Nos animais, as estruturas biológicas ajudam a orientar e apoiar o crescimento tridimensional das células para formar tecidos e órgãos. Para cultivar carne cultivada em células, a equipe imitou esse ambiente celular – usando arroz. Os grãos de arroz são porosos e possuem estruturas organizadas, proporcionando uma estrutura sólida para abrigar células de origem animal. Certas moléculas encontradas no arroz também podem nutrir e promover o crescimento destas células, tornando o arroz uma plataforma ideal.


A equipe primeiro cobriu o arroz com gelatina de peixe, um ingrediente seguro e comestível que ajuda as células a aderirem melhor ao arroz. Em seguida, células-tronco de músculo e gordura de vaca foram semeadas no arroz e deixadas para cultura na placa de Petri por 9 a 11 dias. O produto final é um arroz bovino cultivado em laboratório com ingredientes que atendem aos requisitos de segurança alimentar e apresentam baixo risco de desencadear alergias alimentares.


Para caracterizar o arroz bovino híbrido, os pesquisadores o cozinharam no vapor e realizaram diversas análises da indústria alimentícia, incluindo valor nutricional, odor e textura. As descobertas revelaram que o arroz híbrido tem 8% mais proteína e 7% mais gordura do que o arroz normal. Comparado com a típica textura pegajosa e macia, o arroz híbrido era mais firme e quebradiço. O arroz híbrido com maior teor de músculo apresentou compostos de odor relacionados à carne bovina e amêndoa, enquanto aqueles com maior teor de gordura apresentaram compostos correspondentes a creme, manteiga e óleo de coco.
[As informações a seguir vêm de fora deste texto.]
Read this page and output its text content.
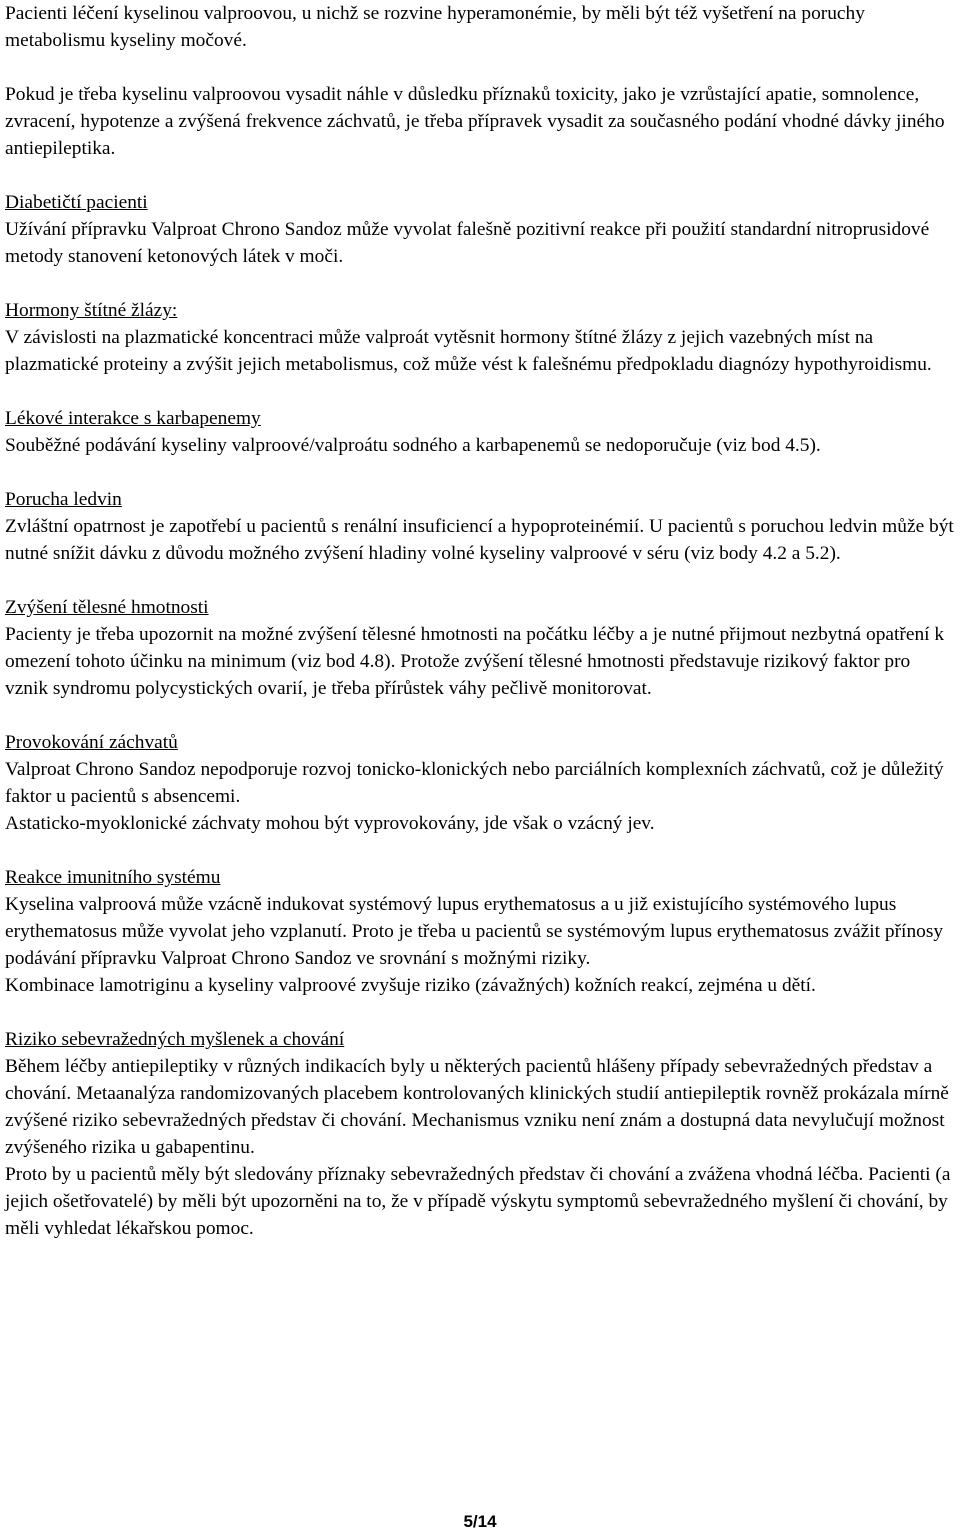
Pacienti léčení kyselinou valproovou, u nichž se rozvine hyperamonémie, by měli být též vyšetření na poruchy metabolismu kyseliny močové.

Pokud je třeba kyselinu valproovou vysadit náhle v důsledku příznaků toxicity, jako je vzrůstající apatie, somnolence, zvracení, hypotenze a zvýšená frekvence záchvatů, je třeba přípravek vysadit za současného podání vhodné dávky jiného antiepileptika.

Diabetičtí pacienti

Užívání přípravku Valproat Chrono Sandoz může vyvolat falešně pozitivní reakce při použití standardní nitroprusidové metody stanovení ketonových látek v moči.

Hormony štítné žlázy:

V závislosti na plazmatické koncentraci může valproát vytěsnit hormony štítné žlázy z jejich vazebných míst na plazmatické proteiny a zvýšit jejich metabolismus, což může vést k falešnému předpokladu diagnózy hypothyroidismu.

Lékové interakce s karbapenemy

Souběžné podávání kyseliny valproové/valproátu sodného a karbapenemů se nedoporučuje (viz bod 4.5).

Porucha ledvin

Zvláštní opatrnost je zapotřebí u pacientů s renální insuficiencí a hypoproteinémií. U pacientů s poruchou ledvin může být nutné snížit dávku z důvodu možného zvýšení hladiny volné kyseliny valproové v séru (viz body 4.2 a 5.2).

Zvýšení tělesné hmotnosti

Pacienty je třeba upozornit na možné zvýšení tělesné hmotnosti na počátku léčby a je nutné přijmout nezbytná opatření k omezení tohoto účinku na minimum (viz bod 4.8). Protože zvýšení tělesné hmotnosti představuje rizikový faktor pro vznik syndromu polycystických ovarií, je třeba přírůstek váhy pečlivě monitorovat.

Provokování záchvatů

Valproat Chrono Sandoz nepodporuje rozvoj tonicko-klonických nebo parciálních komplexních záchvatů, což je důležitý faktor u pacientů s absencemi.

Astaticko-myoklonické záchvaty mohou být vyprovokovány, jde však o vzácný jev.

Reakce imunitního systému

Kyselina valproová může vzácně indukovat systémový lupus erythematosus a u již existujícího systémového lupus erythematosus může vyvolat jeho vzplanutí. Proto je třeba u pacientů se systémovým lupus erythematosus zvážit přínosy podávání přípravku Valproat Chrono Sandoz ve srovnání s možnými riziky.

Kombinace lamotriginu a kyseliny valproové zvyšuje riziko (závažných) kožních reakcí, zejména u dětí.

Riziko sebevražedných myšlenek a chování

Během léčby antiepileptiky v různých indikacích byly u některých pacientů hlášeny případy sebevražedných představ a chování. Metaanalýza randomizovaných placebem kontrolovaných klinických studií antiepileptik rovněž prokázala mírně zvýšené riziko sebevražedných představ či chování. Mechanismus vzniku není znám a dostupná data nevylučují možnost zvýšeného rizika u gabapentinu.

Proto by u pacientů měly být sledovány příznaky sebevražedných představ či chování a zvážena vhodná léčba. Pacienti (a jejich ošetřovatelé) by měli být upozorněni na to, že v případě výskytu symptomů sebevražedného myšlení či chování, by měli vyhledat lékařskou pomoc.

5/14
“Normalmente obtemos a proteína que necessitamos da pecuária, mas a produção pecuária consome muitos recursos e água e liberta muitos gases com efeito de estufa”, diz Park.
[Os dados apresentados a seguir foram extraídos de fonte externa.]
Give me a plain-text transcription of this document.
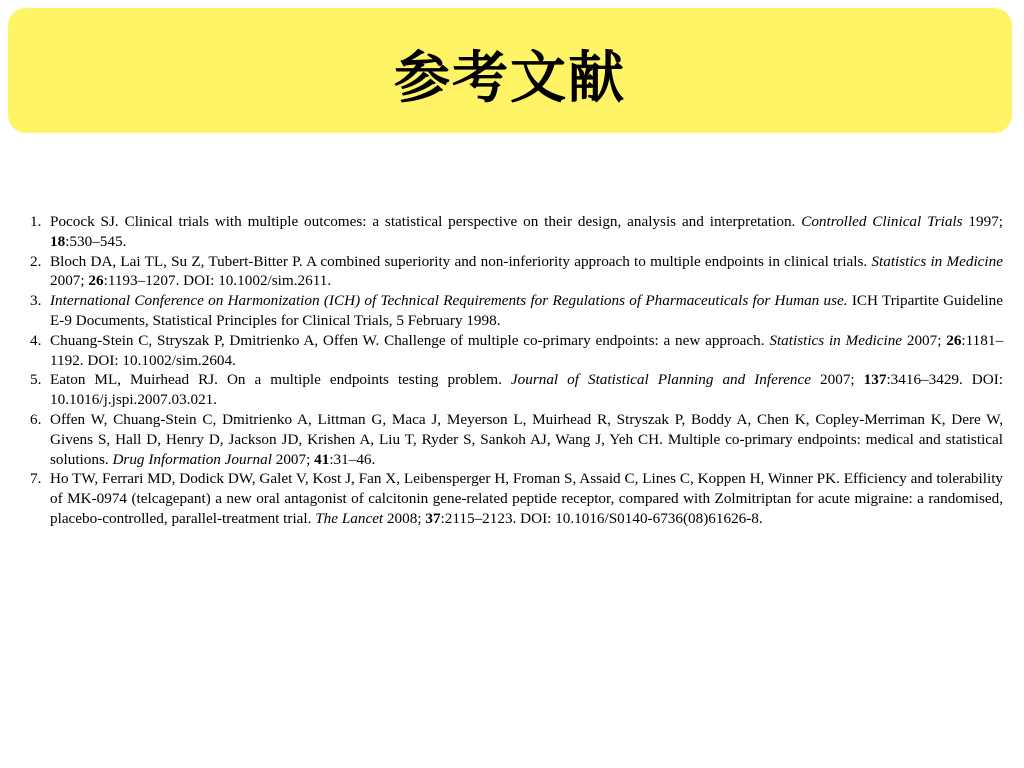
参考文献
1. Pocock SJ. Clinical trials with multiple outcomes: a statistical perspective on their design, analysis and interpretation. Controlled Clinical Trials 1997; 18:530–545.
2. Bloch DA, Lai TL, Su Z, Tubert-Bitter P. A combined superiority and non-inferiority approach to multiple endpoints in clinical trials. Statistics in Medicine 2007; 26:1193–1207. DOI: 10.1002/sim.2611.
3. International Conference on Harmonization (ICH) of Technical Requirements for Regulations of Pharmaceuticals for Human use. ICH Tripartite Guideline E-9 Documents, Statistical Principles for Clinical Trials, 5 February 1998.
4. Chuang-Stein C, Stryszak P, Dmitrienko A, Offen W. Challenge of multiple co-primary endpoints: a new approach. Statistics in Medicine 2007; 26:1181–1192. DOI: 10.1002/sim.2604.
5. Eaton ML, Muirhead RJ. On a multiple endpoints testing problem. Journal of Statistical Planning and Inference 2007; 137:3416–3429. DOI: 10.1016/j.jspi.2007.03.021.
6. Offen W, Chuang-Stein C, Dmitrienko A, Littman G, Maca J, Meyerson L, Muirhead R, Stryszak P, Boddy A, Chen K, Copley-Merriman K, Dere W, Givens S, Hall D, Henry D, Jackson JD, Krishen A, Liu T, Ryder S, Sankoh AJ, Wang J, Yeh CH. Multiple co-primary endpoints: medical and statistical solutions. Drug Information Journal 2007; 41:31–46.
7. Ho TW, Ferrari MD, Dodick DW, Galet V, Kost J, Fan X, Leibensperger H, Froman S, Assaid C, Lines C, Koppen H, Winner PK. Efficiency and tolerability of MK-0974 (telcagepant) a new oral antagonist of calcitonin gene-related peptide receptor, compared with Zolmitriptan for acute migraine: a randomised, placebo-controlled, parallel-treatment trial. The Lancet 2008; 37:2115–2123. DOI: 10.1016/S0140-6736(08)61626-8.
O produto da equipe tem uma pegada de carbono significativamente menor por uma fração do preço. Para cada 100 g de proteína produzida, estima-se que o arroz híbrido libere menos de 6,27 kg de CO2, enquanto a carne bovina libera 49,89 kg. Se comercializado, o arroz híbrido poderá custar cerca de US$ 2,23 o quilo, enquanto a carne bovina custará US$ 14,88.


Dado que o arroz de carne híbrido apresenta baixos riscos de segurança alimentar e um processo de produção relativamente fácil, a equipe está otimista quanto à comercialização do produto. Mas antes que o arroz chegue às prateleiras dos supermercados e aos nossos estômagos, a equipe planeja criar melhores condições no grão de arroz para que as células musculares e de gordura prosperem, o que pode aumentar ainda mais o valor nutricional.


“Não esperava que as células crescessem tão bem no arroz. Agora vejo um mundo de possibilidades para este alimento híbrido à base de grãos. Poderia um dia servir como ajuda alimentar para a fome, ração militar ou até mesmo comida espacial.”, conclui o pesquisador.